Above are some box plots of Price against Cut for several different ‘round’ sizes of diamond (the ones for which we have the most data). As one would expect, the general trend is that diamonds of better cut are more valueable. However, This does not hold true for the smallest of diamonds (0.3 carats). One could theorize that the cut of the diamond may not be as noticeable at this small size.

ggplot(subC1,aes(x=Color,y=Price_USD, ))+geom_boxplot(outlier.color = "red")+ggtitle("Color/Price, Size = 0.3 Carats")

ggplot(subC2,aes(x=Color,y=Price_USD, ))+geom_boxplot(outlier.color = "red")+ggtitle("Color/Price, Size = 0.5 Carats")

ggplot(subC3,aes(x=Color,y=Price_USD, ))+geom_boxplot(outlier.color = "red")+ggtitle("Color/Price, Size = 0.7 Carats")

#There are more observations at 1.01 carats than 1.00 carats

ggplot(subC4,aes(x=Color,y=Price_USD, ))+geom_boxplot(outlier.color = "red")+ggtitle("Color/Price, Size = 1.01 Carats")

ggplot(subC5,aes(x=Color,y=Price_USD, ))+geom_boxplot(outlier.color = "red")+ggtitle("Color/Price, Size = 1.5 Carats")

ggplot(subC6,aes(x=Color,y=Price_USD, ))+geom_boxplot(outlier.color = "red")+ggtitle("Color/Price, Size = 2.0 Carats")

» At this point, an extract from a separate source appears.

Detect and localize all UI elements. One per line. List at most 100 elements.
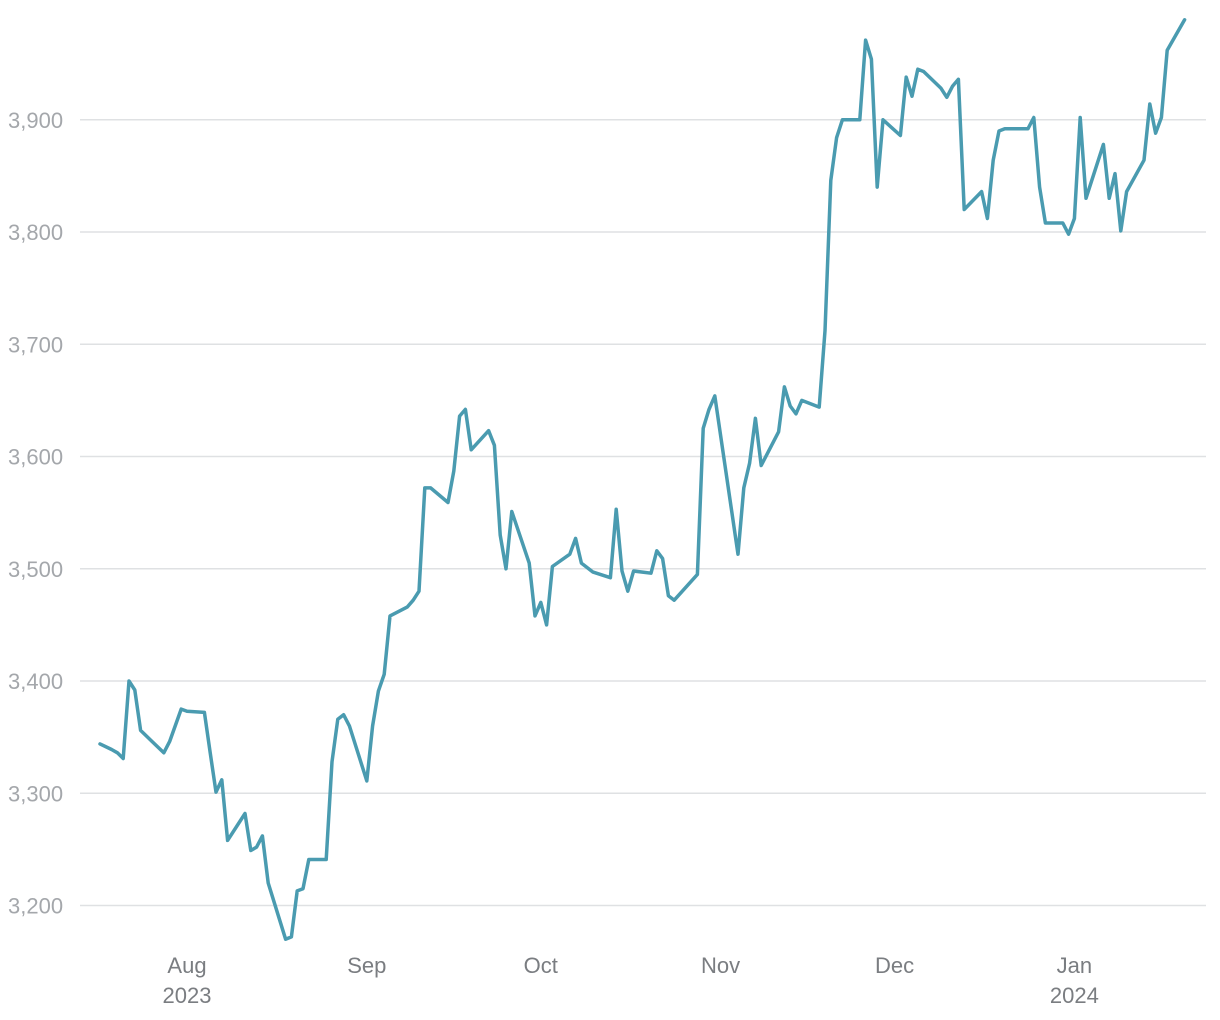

(Above) From worst color, J, to best color, D. At 0.7 carats, the color of the diamond tends to correlate well with the price of the diamond. However, at all other sizes of diamond, color appears to loose its impact on the price after the “G” rating.

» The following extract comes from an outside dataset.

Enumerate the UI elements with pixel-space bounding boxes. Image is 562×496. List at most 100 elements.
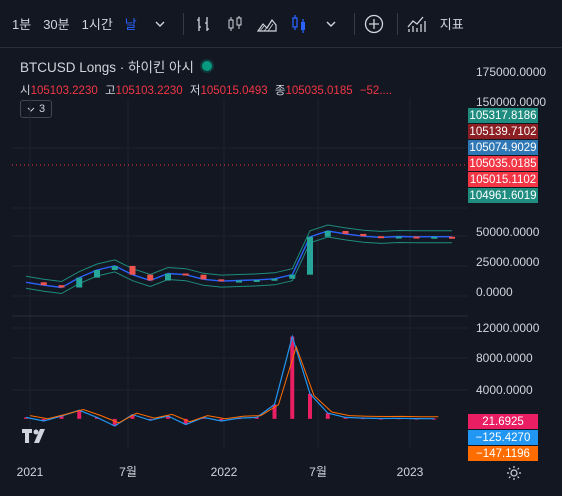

ggplot(subC1,aes(x=Clarity,y=Price_USD, ))+geom_boxplot(outlier.color = "red")+ggtitle("Clarity/Price, Size = 0.3 Carats")

ggplot(subC2,aes(x=Clarity,y=Price_USD, ))+geom_boxplot(outlier.color = "red")+ggtitle("Clarity/Price, Size = 0.5 Carats")

ggplot(subC3,aes(x=Clarity,y=Price_USD, ))+geom_boxplot(outlier.color = "red")+ggtitle("Clarity/Price, Size = 0.7 Carats")

#There are more observations at 1.01 carats than 1.00 carats

ggplot(subC4,aes(x=Clarity,y=Price_USD, ))+geom_boxplot(outlier.color = "red")+ggtitle("Clarity/Price, Size = 1.01 Carats")

ggplot(subC5,aes(x=Clarity,y=Price_USD, ))+geom_boxplot(outlier.color = "red")+ggtitle("Clarity/Price, Size = 1.5 Carats")

ggplot(subC6,aes(x=Clarity,y=Price_USD, ))+geom_boxplot(outlier.color = "red")+ggtitle("Clarity/Price, Size = 2.0 Carats")

Above are plots of clarity (from “I1” at the worst to “IF” at the best). There is a general trend of price going up in responce to better clariry. However, for larger diamonds (carats 1.5, 2.0) there is less of an improvement in price with higher grades of clarity.

This has been a quick analysis of how the different characteristics of a diamond affect its sale price. As has been shown, it’s not quite as straight-forward as would be expected. Further analysis could be performed with some of the characteristics not included in this analysis. Also, comparisons between characterictics other than price (i.e. cut vs color) may also prove insightful.